猫の手ツール

Geometry & UX Logic

「比率の自動補正」と「Canvasレイアウトエンジン」の設計

2枚の画像を単にくっつけるだけなら、CSSのFlexboxで十分です。しかし、ダウンロード可能な1枚の「作品」として出力するためには、Canvasを用いた厳密な幾何学計算が必要になります。

1. 基準軸によるアスペクト比維持アルゴリズム

ユーザーがアップロードする写真は、サイズもアスペクト比もバラバラです。本ツールでは、横並びの場合は「高さ」を、縦並びの場合は「幅」を共通の基準軸(Master Axis)として固定し、もう一方の辺を比率計算によって導き出しています。

メリット: 片方の画像を無理に引き伸ばしたり、歪ませたりすることなく、2枚をピタッと揃えることができます。ユーザーが事前にトリミングする手間を完全に排除しています。

// 横並び(Horizontal)時のサイズ補正ロジック
// 1枚目の高さを基準に、2枚目の幅を比率計算で算出する
const h1 = img1.height;
const w1 = img1.width;

// 2枚目の計算後サイズ
const h2 = h1; // 高さを揃える
const w2 = Math.floor(img2.width * (h1 / img2.height));

// 最終的なキャンバス幅の決定(境界線も考慮)
canvas.width = w1 + w2 + // 独自の境界線サイズ;
canvas.height = h1;

2. 解像度ガードレールとダウンサンプリング

現代のスマートフォンで撮影された写真は、長辺が4000pxを超えることも珍しくありません。これを2枚そのまま連結すると、Canvasの面積は1600万ピクセルを超え、モバイルブラウザのメモリ上限に達してクラッシュ(タブの強制リロード)を引き起こします。

メリット: 入力時に MAX_DIM というガードレールを設け、アスペクト比を維持したまま、処理に最適な解像度へ動的にスケールダウンさせています。これにより、SNS投稿に十分な画質を保ちつつ、低スペックなデバイスでも安定した動作を保証しています。

// 巨大画像に対するメモリ保護ロジック
const MAX_SAFE_DIMENSION = // 独自の閾値;

let scale = 1.0;
if (Math.max(w1, h1) > MAX_SAFE_DIMENSION) {
    // 独自の計算式でスケーリング係数を算出
    scale = MAX_SAFE_DIMENSION / Math.max(w1, h1);
    
    // この係数を基に全ての描画座標をスケーリング
    w1 = Math.floor(w1 * scale);
    h1 = Math.floor(h1 * scale);
    // ...
}

3. 動的なセパレーター(境界線)の計算

画像の間に引く「白い線」の太さは、固定のピクセル値ではなく、画像全体の解像度に対して相対的に算出されるように設計されています。

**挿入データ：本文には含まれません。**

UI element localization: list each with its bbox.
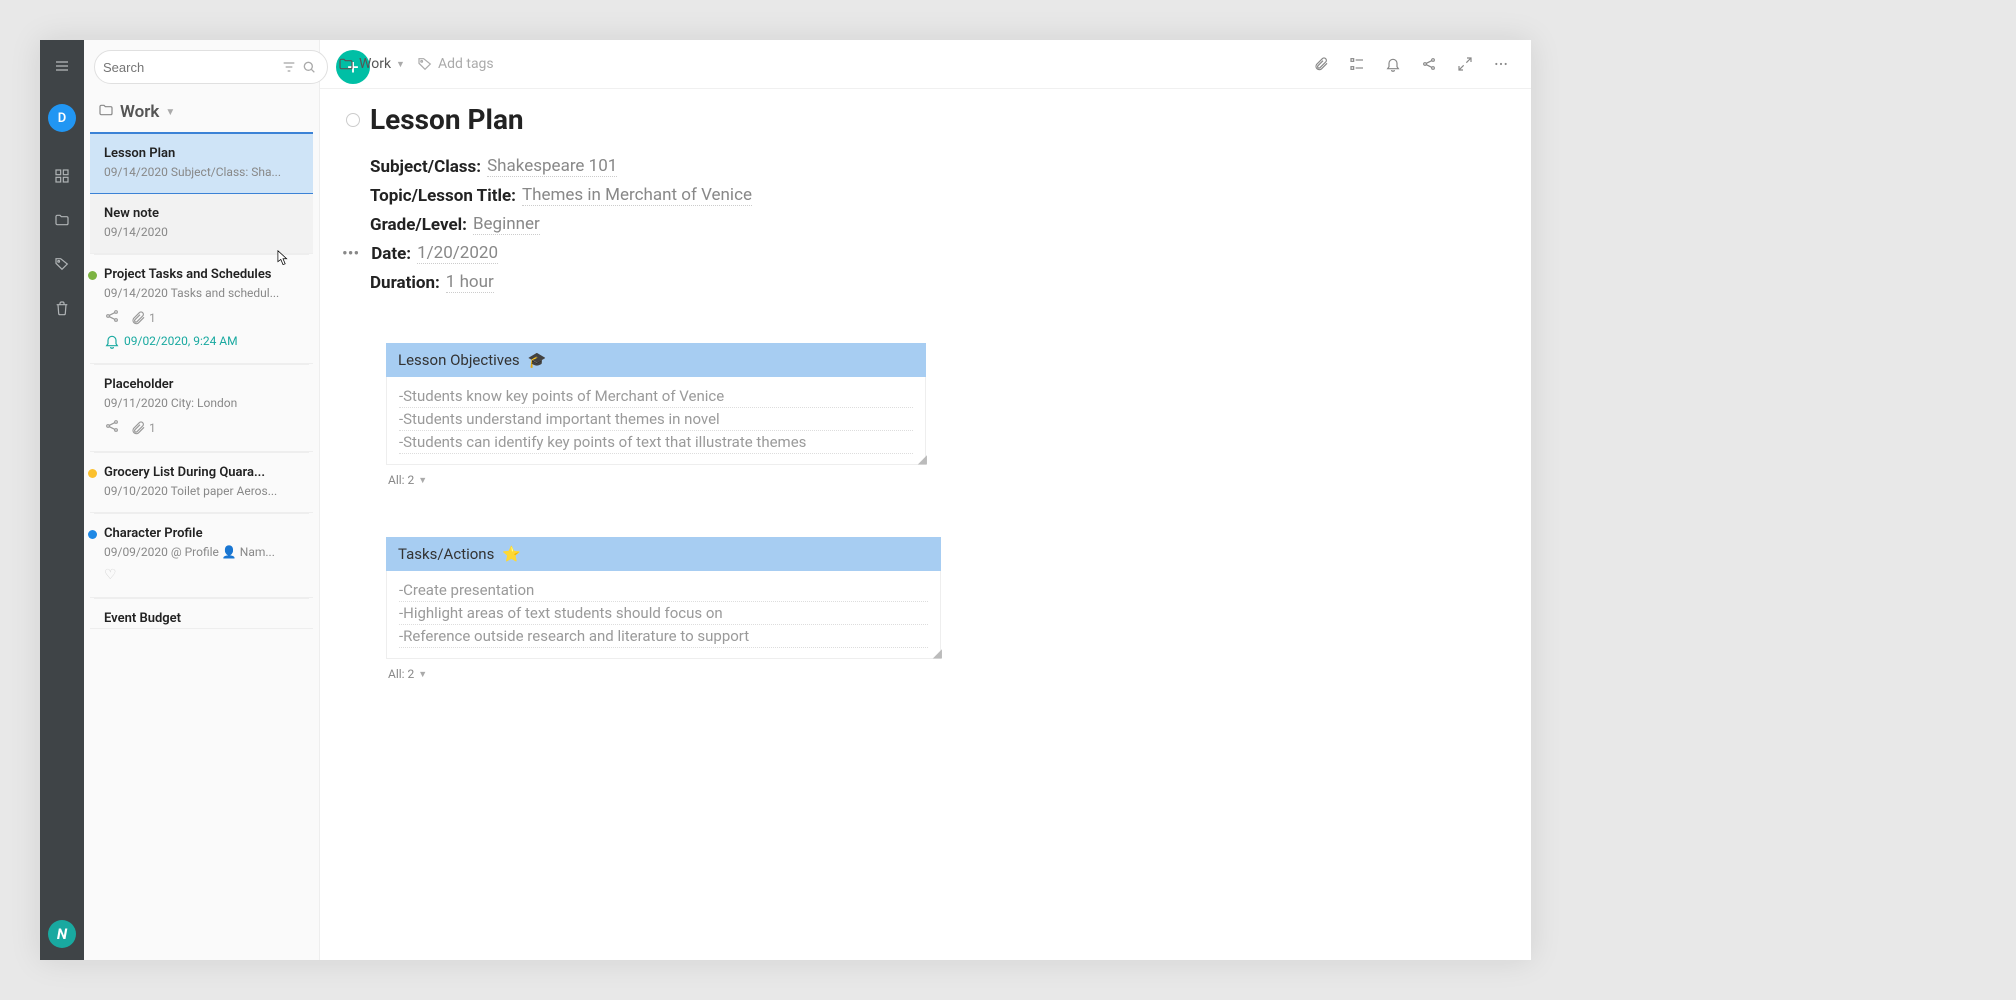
line-more-icon[interactable]: ••• xyxy=(342,244,359,264)
section-card: Tasks/Actions ⭐ -Create presentation -Hi… xyxy=(386,537,941,681)
apps-icon[interactable] xyxy=(50,164,74,188)
more-icon[interactable] xyxy=(1489,52,1513,76)
note-title: Grocery List During Quara... xyxy=(104,465,299,480)
note-item[interactable]: Project Tasks and Schedules 09/14/2020 T… xyxy=(90,255,313,364)
avatar[interactable]: D xyxy=(48,104,76,132)
list-folder-label: Work xyxy=(120,102,159,122)
note-item[interactable]: Lesson Plan 09/14/2020 Subject/Class: Sh… xyxy=(90,132,313,194)
note-title: Lesson Plan xyxy=(104,146,299,161)
note-meta: 09/14/2020 Tasks and schedul... xyxy=(104,286,299,300)
nav-rail: D N xyxy=(40,40,84,960)
section-footer[interactable]: All: 2 ▼ xyxy=(388,667,941,681)
note-item[interactable]: Grocery List During Quara... 09/10/2020 … xyxy=(90,453,313,513)
section-header[interactable]: Lesson Objectives 🎓 xyxy=(386,343,926,377)
note-item[interactable]: Placeholder 09/11/2020 City: London 1 xyxy=(90,365,313,452)
status-dot xyxy=(88,271,97,280)
status-dot-empty[interactable] xyxy=(346,113,360,127)
share-icon xyxy=(104,308,120,327)
graduation-cap-icon: 🎓 xyxy=(528,351,547,369)
trash-icon[interactable] xyxy=(50,296,74,320)
star-icon: ⭐ xyxy=(502,545,521,563)
note-meta: 09/14/2020 xyxy=(104,225,299,239)
note-list-pane: + Work ▼ Lesson Plan 09/14/2020 Subject/… xyxy=(84,40,320,960)
brand-logo[interactable]: N xyxy=(48,920,76,948)
status-dot xyxy=(88,530,97,539)
heart-icon: ♡ xyxy=(104,567,117,583)
search-input[interactable] xyxy=(94,50,328,84)
attachment-icon: 1 xyxy=(130,310,156,326)
section-footer[interactable]: All: 2 ▼ xyxy=(388,473,926,487)
add-tags-button[interactable]: Add tags xyxy=(417,56,494,72)
status-dot xyxy=(88,469,97,478)
search-field[interactable] xyxy=(103,60,279,75)
editor-toolbar: Work ▼ Add tags xyxy=(320,40,1531,89)
note-title: Event Budget xyxy=(104,611,299,626)
note-title: Placeholder xyxy=(104,377,299,392)
note-title: Project Tasks and Schedules xyxy=(104,267,299,282)
attachment-icon: 1 xyxy=(130,420,156,436)
section-body[interactable]: -Create presentation -Highlight areas of… xyxy=(386,571,941,659)
folder-icon xyxy=(98,102,114,122)
bell-icon[interactable] xyxy=(1381,52,1405,76)
chevron-down-icon: ▼ xyxy=(396,59,405,70)
note-item[interactable]: New note 09/14/2020 xyxy=(90,194,313,254)
note-meta: 09/09/2020 @ Profile 👤 Nam... xyxy=(104,545,299,559)
share-icon[interactable] xyxy=(1417,52,1441,76)
page-title[interactable]: Lesson Plan xyxy=(370,103,524,136)
checklist-icon[interactable] xyxy=(1345,52,1369,76)
section-card: Lesson Objectives 🎓 -Students know key p… xyxy=(386,343,926,487)
folder-crumb[interactable]: Work ▼ xyxy=(338,56,405,72)
note-item[interactable]: Character Profile 09/09/2020 @ Profile 👤… xyxy=(90,514,313,598)
section-header[interactable]: Tasks/Actions ⭐ xyxy=(386,537,941,571)
app-window: D N + xyxy=(40,40,1531,960)
hamburger-icon[interactable] xyxy=(50,54,74,78)
note-title: Character Profile xyxy=(104,526,299,541)
tag-icon[interactable] xyxy=(50,252,74,276)
note-meta: 09/14/2020 Subject/Class: Sha... xyxy=(104,165,299,179)
expand-icon[interactable] xyxy=(1453,52,1477,76)
filter-icon[interactable] xyxy=(279,59,299,75)
note-list[interactable]: Lesson Plan 09/14/2020 Subject/Class: Sh… xyxy=(84,132,319,960)
folder-icon[interactable] xyxy=(50,208,74,232)
attachment-icon[interactable] xyxy=(1309,52,1333,76)
search-icon[interactable] xyxy=(299,59,319,75)
share-icon xyxy=(104,418,120,437)
section-body[interactable]: -Students know key points of Merchant of… xyxy=(386,377,926,465)
editor-pane: Work ▼ Add tags Lesson Plan Subject/Clas… xyxy=(320,40,1531,960)
note-title: New note xyxy=(104,206,299,221)
editor-body[interactable]: Lesson Plan Subject/Class: Shakespeare 1… xyxy=(320,89,1531,960)
note-item[interactable]: Event Budget xyxy=(90,599,313,629)
list-folder-header[interactable]: Work ▼ xyxy=(84,94,319,132)
resize-handle-icon[interactable]: ◢ xyxy=(933,646,942,660)
chevron-down-icon: ▼ xyxy=(165,107,175,118)
reminder-label: 09/02/2020, 9:24 AM xyxy=(104,333,299,349)
list-topbar: + xyxy=(84,40,319,94)
note-meta: 09/11/2020 City: London xyxy=(104,396,299,410)
resize-handle-icon[interactable]: ◢ xyxy=(918,452,927,466)
note-meta: 09/10/2020 Toilet paper Aeros... xyxy=(104,484,299,498)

メリット: 小さなスクリーンショットでも、大きな風景写真でも、常に「ちょうど良い太さ」の境界線が引かれます。また、Canvas全体を背景色で塗りつぶしてから画像を配置する手法をとることで、境界線部分の透過を防ぎ、JPEG出力時の品質を安定させています。

// 解像度に比例した境界線サイズの動的算出
const dividerWeight = // 独自の比率係数;
const dividerSize = showDivider ? Math.floor(Math.max(w1, h1) * dividerWeight) : 0;

// Canvasの初期化(背景色を境界線として利用)
ctx.fillStyle = 'white';
ctx.fillRect(0, 0, canvas.width, canvas.height);

// 画像の描画(境界線分をオフセットさせて配置)
// ここに位置計算を伴う drawImage 処理が入ります

Developer's Note

Before/After画像は、ダイエットの記録やフリマアプリの出品など、極めて個人的、あるいはビジネスに直結する場面で使われます。

そのため、このツールでは「利便性」と同じくらい「安心感」を重視しました。HEIC形式(iPhone独自の高効率画像)をブラウザ内でJPEGへ変換するパイプラインを実装したのも、サーバーサイドの重い変換処理を介さず、ユーザーの端末の中だけで全てを完結させるためです。

「一枚も写真を外に出さない」という、ブラウザネイティブな実装にこだわった結果、プライバシーとパフォーマンスを高い次元で両立させることができました。